Geheimniskrämerei an der Kantonsratssitzung
Leserbrief vom 5. Juni 2012
Als alt-Kantonsrat nahm ich nach langen Jahren wieder einmal als Besucher an der letzten öffentlichen Kantonsratssitzung vom Mittwoch, 30. Mai 2012 teil, weil mich – wie viele andere Obwaldner und Obwaldnerinnen – die Diskussionen rund um das „rote Buch“ interessierten.
Sehr überrascht musste ich, wie die anderen Besucher und die Medienvertreter den Saal verlassen, als der Kantonsratspräsident einen Einzelantrag auf Diskussion unter Ausschluss der Öffentlichkeit verkündete. Mit grossem Unverständnis über einen solchen Antrag zu einem Thema von starkem öffentlichem Interesse verliess ich den Saal. Sogar der Name des Antragstellers wurde nicht genannt!
Bereits bis über das letzte Wochenende hinaus habe ich von verschiedenen Seiten mitbekommen, wer dieser ominöse Antragssteller war. Es war für mich sehr erstaunlich, dass ein Kantonsrat zu diesem Thema den Antrag auf geheime Verhandlungen stellte. Welche Gründe ihn dazu verleitet haben, bleiben mir jedoch schleierhaft, auch wenn dieser Kantonsrat nach Art. 12 des Kantonsratsgesetzes das Recht hatte, diesen Antrag zu stellen. Das ganze Ratsplenum hat dann aber meines Erachtens richtig entschieden und diese Diskussionen nicht unter Verschluss gestellt und wir wurden wieder in den Kantonsratssaal hineingelassen.

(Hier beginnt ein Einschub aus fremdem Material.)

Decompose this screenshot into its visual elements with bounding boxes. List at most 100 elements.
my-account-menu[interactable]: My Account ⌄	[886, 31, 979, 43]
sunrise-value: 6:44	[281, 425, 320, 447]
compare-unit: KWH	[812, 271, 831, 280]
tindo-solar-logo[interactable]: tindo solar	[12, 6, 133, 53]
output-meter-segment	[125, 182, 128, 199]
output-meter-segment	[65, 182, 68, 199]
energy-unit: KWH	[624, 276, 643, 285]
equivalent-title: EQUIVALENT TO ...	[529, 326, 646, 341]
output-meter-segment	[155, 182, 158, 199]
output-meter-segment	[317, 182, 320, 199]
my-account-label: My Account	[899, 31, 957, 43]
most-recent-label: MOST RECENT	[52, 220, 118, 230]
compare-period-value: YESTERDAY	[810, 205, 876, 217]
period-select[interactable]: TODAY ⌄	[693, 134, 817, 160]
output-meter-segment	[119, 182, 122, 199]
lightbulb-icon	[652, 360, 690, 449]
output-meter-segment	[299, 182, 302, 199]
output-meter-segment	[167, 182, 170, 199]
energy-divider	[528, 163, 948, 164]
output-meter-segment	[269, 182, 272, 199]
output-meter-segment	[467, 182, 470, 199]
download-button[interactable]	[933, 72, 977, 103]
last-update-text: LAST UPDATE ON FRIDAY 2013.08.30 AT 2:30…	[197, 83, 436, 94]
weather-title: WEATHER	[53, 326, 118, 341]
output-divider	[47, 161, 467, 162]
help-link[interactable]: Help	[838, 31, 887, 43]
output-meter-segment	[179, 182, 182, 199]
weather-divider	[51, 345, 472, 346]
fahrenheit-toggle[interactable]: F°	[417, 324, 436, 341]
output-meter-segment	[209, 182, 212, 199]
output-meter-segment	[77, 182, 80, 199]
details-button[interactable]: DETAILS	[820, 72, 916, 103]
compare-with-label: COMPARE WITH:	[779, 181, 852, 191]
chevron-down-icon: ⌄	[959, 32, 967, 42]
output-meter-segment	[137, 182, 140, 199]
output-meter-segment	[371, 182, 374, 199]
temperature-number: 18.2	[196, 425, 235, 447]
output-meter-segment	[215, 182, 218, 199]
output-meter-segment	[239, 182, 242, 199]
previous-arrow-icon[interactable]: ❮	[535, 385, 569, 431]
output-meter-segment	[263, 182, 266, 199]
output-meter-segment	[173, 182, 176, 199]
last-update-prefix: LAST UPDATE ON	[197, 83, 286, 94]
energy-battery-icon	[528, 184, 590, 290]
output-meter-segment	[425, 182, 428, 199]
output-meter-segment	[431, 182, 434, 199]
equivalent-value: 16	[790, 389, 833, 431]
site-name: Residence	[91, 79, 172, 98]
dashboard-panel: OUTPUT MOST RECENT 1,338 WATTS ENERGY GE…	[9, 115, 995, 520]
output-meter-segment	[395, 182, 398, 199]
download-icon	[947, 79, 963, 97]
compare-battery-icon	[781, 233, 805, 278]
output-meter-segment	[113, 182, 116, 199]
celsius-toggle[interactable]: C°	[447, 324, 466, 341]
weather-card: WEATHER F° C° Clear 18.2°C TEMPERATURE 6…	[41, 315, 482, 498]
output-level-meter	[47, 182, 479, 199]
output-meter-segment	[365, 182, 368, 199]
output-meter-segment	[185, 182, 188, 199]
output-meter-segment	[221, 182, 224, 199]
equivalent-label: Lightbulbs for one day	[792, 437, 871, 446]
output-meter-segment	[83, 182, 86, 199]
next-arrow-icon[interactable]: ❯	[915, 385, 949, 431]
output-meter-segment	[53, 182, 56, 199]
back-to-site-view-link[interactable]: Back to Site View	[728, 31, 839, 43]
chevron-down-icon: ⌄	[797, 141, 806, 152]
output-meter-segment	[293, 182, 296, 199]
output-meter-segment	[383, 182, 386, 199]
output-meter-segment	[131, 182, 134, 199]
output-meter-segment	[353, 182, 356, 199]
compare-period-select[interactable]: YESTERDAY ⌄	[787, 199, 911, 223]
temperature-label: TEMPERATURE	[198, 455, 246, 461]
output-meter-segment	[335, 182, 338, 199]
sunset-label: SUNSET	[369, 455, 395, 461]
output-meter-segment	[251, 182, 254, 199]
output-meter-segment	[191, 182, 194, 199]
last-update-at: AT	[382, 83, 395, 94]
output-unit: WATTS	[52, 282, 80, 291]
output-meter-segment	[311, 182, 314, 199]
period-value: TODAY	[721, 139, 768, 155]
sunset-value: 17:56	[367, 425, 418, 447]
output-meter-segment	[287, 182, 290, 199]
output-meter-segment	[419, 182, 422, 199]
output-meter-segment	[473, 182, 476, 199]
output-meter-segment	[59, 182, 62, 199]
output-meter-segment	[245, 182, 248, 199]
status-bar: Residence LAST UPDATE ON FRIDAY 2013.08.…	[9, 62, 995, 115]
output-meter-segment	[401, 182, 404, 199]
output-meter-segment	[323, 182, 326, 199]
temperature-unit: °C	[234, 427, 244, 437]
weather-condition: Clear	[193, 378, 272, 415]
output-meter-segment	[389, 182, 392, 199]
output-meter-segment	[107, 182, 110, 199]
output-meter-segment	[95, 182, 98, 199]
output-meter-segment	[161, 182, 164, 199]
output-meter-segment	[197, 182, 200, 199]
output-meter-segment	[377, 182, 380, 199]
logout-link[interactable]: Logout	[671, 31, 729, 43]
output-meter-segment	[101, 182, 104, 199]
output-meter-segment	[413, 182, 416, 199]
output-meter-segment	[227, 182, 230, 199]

Ich finde es peinlich, sogar eher sehr peinlich, ausgerechnet zu einem Thema, das einen grossen Teil unserer Bevölkerung brennend interessiert, geheime Verhandlungen zu beantragen! Wenn ich mich an meine Zeit im Kantonsrat zurückerinnere, durfte man jederzeit und zu jedem Votum offen dazustehen.